Film

Verkehrter „Tatort“: Ulrich Tukur spielt Ulrich Tukur

| Lesedauer: 5 Minuten
Felix Müller
Diesmal gehts ihm selbst an den Kragen: Ulrich Tukur (r). Der „Tatort“-Kollege Wolfram Koch ist ihm dabei keine große Hilfe

Diesmal gehts ihm selbst an den Kragen: Ulrich Tukur (r). Der „Tatort“-Kollege Wolfram Koch ist ihm dabei keine große Hilfe

Foto: ARD / HR/Kai von Kröcher

Satire und Philosophie: Der Wiesbadener „Tatort“ handelt davon, wie ein „Tatort“ entsteht. Dabei sind auch andere Kommissare zu Gast.

Die Wiesbadener „Tatort“-Folgen mit dem dandyhaften Felix Murot alias Ulrich Tukur tanzen gern aus der Reihe. Das konnte man schon in der letzten Episode mit dem anspielungsreichen Titel „Im Schmerz geboren“ besichtigen, die eine Art Cocktail aus ungezählten Gewalt-Erzählungen vom Nibelungenlied bis zu Quentin Tarantino war, garniert mit allerlei Shakespeare-Klimbim.

Das war im hohen Maße albern und doch auch sehenswert: Weil es so verliebt war in die Historie des Films, voller Energie steckte und in Ulrich Matthes einen brillanten Bösewicht gefunden hatte.

Der Darsteller kann sich an nichts erinnern

Auch diesmal dürften einige am Sonntagabend irritiert aus dem Sofa hochschrecken. Denn Ulrich Tukur spielt diesmal gar nicht Felix Murot, das wird nach fünf Minuten klar. Er spielt einen Schauspieler namens Ulrich Tukur, der einen „Tatort“ dreht.

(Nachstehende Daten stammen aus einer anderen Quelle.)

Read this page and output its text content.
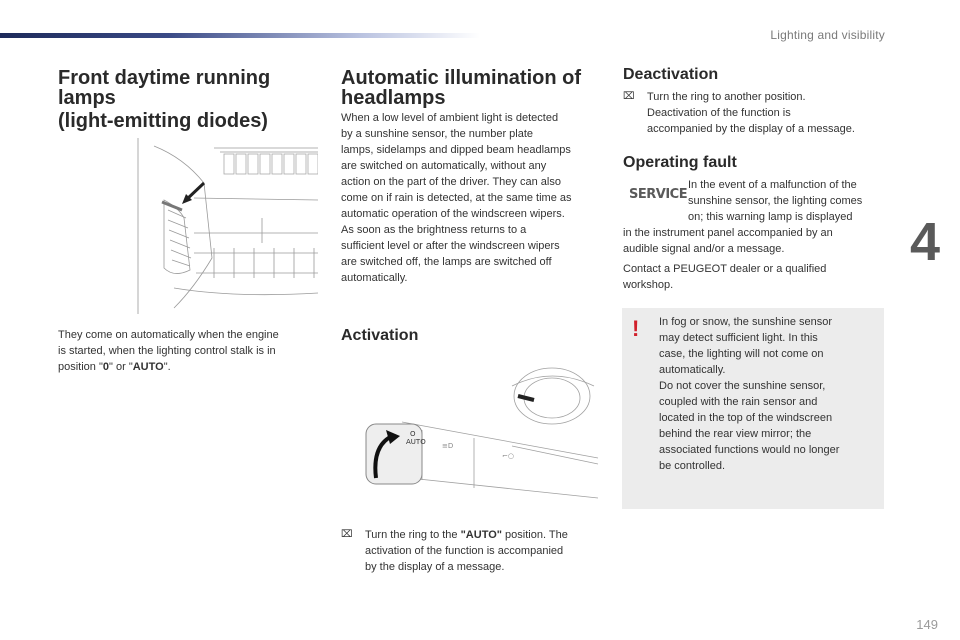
Lighting and visibility
Front daytime running
lamps
(light-emitting diodes)
They come on automatically when the engine
is started, when the lighting control stalk is in
position "0" or "AUTO".
Automatic illumination of
headlamps
When a low level of ambient light is detected
by a sunshine sensor, the number plate
lamps, sidelamps and dipped beam headlamps
are switched on automatically, without any
action on the part of the driver. They can also
come on if rain is detected, at the same time as
automatic operation of the windscreen wipers.
As soon as the brightness returns to a
sufficient level or after the windscreen wipers
are switched off, the lamps are switched off
automatically.
Activation
AUTO
O
≡D
⌐○
⌧ Turn the ring to the "AUTO" position. The
activation of the function is accompanied
by the display of a message.
Deactivation
⌧ Turn the ring to another position.
Deactivation of the function is
accompanied by the display of a message.
Operating fault
SERVICE
In the event of a malfunction of the
sunshine sensor, the lighting comes
on; this warning lamp is displayed
in the instrument panel accompanied by an
audible signal and/or a message.
Contact a PEUGEOT dealer or a qualified
workshop.
4
! In fog or snow, the sunshine sensor
may detect sufficient light. In this
case, the lighting will not come on
automatically.
Do not cover the sunshine sensor,
coupled with the rain sensor and
located in the top of the windscreen
behind the rear view mirror; the
associated functions would no longer
be controlled.
149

Der Film imitiert einen Blick hinter die Kulissen deutscher Fernsehproduktionen. Und auch da, lernen wir, geht es manchmal tödlich zu: Ein Mitarbeiter der Aufnahmeleitung ist nachts mit dem Auto tödlich verunglückt. Ulrich Tukur war offenbar der Letzte, der ihn lebend gesehen hat. Aber er kann sich an nichts erinnern. Der Kommisarsdarsteller gerät selbst unter Mordverdacht.

Die Dreharbeiten werden unterbrochen, und Tukur kriegt es mit einer Menge alter Bekannter zu tun: Mit Martin Wuttke (Martin Wuttke) etwa, der seit seinem Ausstieg aus dem Leipziger „Tatort“ unter Geldnot leidet. Oder mit Wolfram Koch alias Felix Brix aus Frankfurt, der sich ebenfalls selbst spielt und einen etwas altmännerhaften Zotenhumor pflegt.

Oder dessen Filmpartnerin Margarita Broich, die mit ihm so gar nichts anfangen kann und im wahren Leben wiederum mit Martin Wuttke verheiratet ist. Es sind Schauspieler, naturgemäß eitel, hungrig nach Ruhm und Ehre, auch missgünstig gegenüber den Erfolgen anderer. Daraus hätte man viel machen können.

Eine Serie aus England hat das vor ein paar Jahren sehr lustig demonstriert. „Extras“ hieß sie, hinter ihr steckten der Komiker Ricky Gervais und der Autor Stephen Merchant, die sich bereits das „Stromberg“-Vorbild „The Office“ ausgedacht hatten.

„Extras“ stellte die Statisten in den Mittelpunkt, die in jeher großen Filmproduktionen gebraucht werden – aber nur dafür, einmal kurz durchs Bild zu laufen, ein Gesicht in einer Massenszene zu sein oder dem Star aus der Jacke zu helfen.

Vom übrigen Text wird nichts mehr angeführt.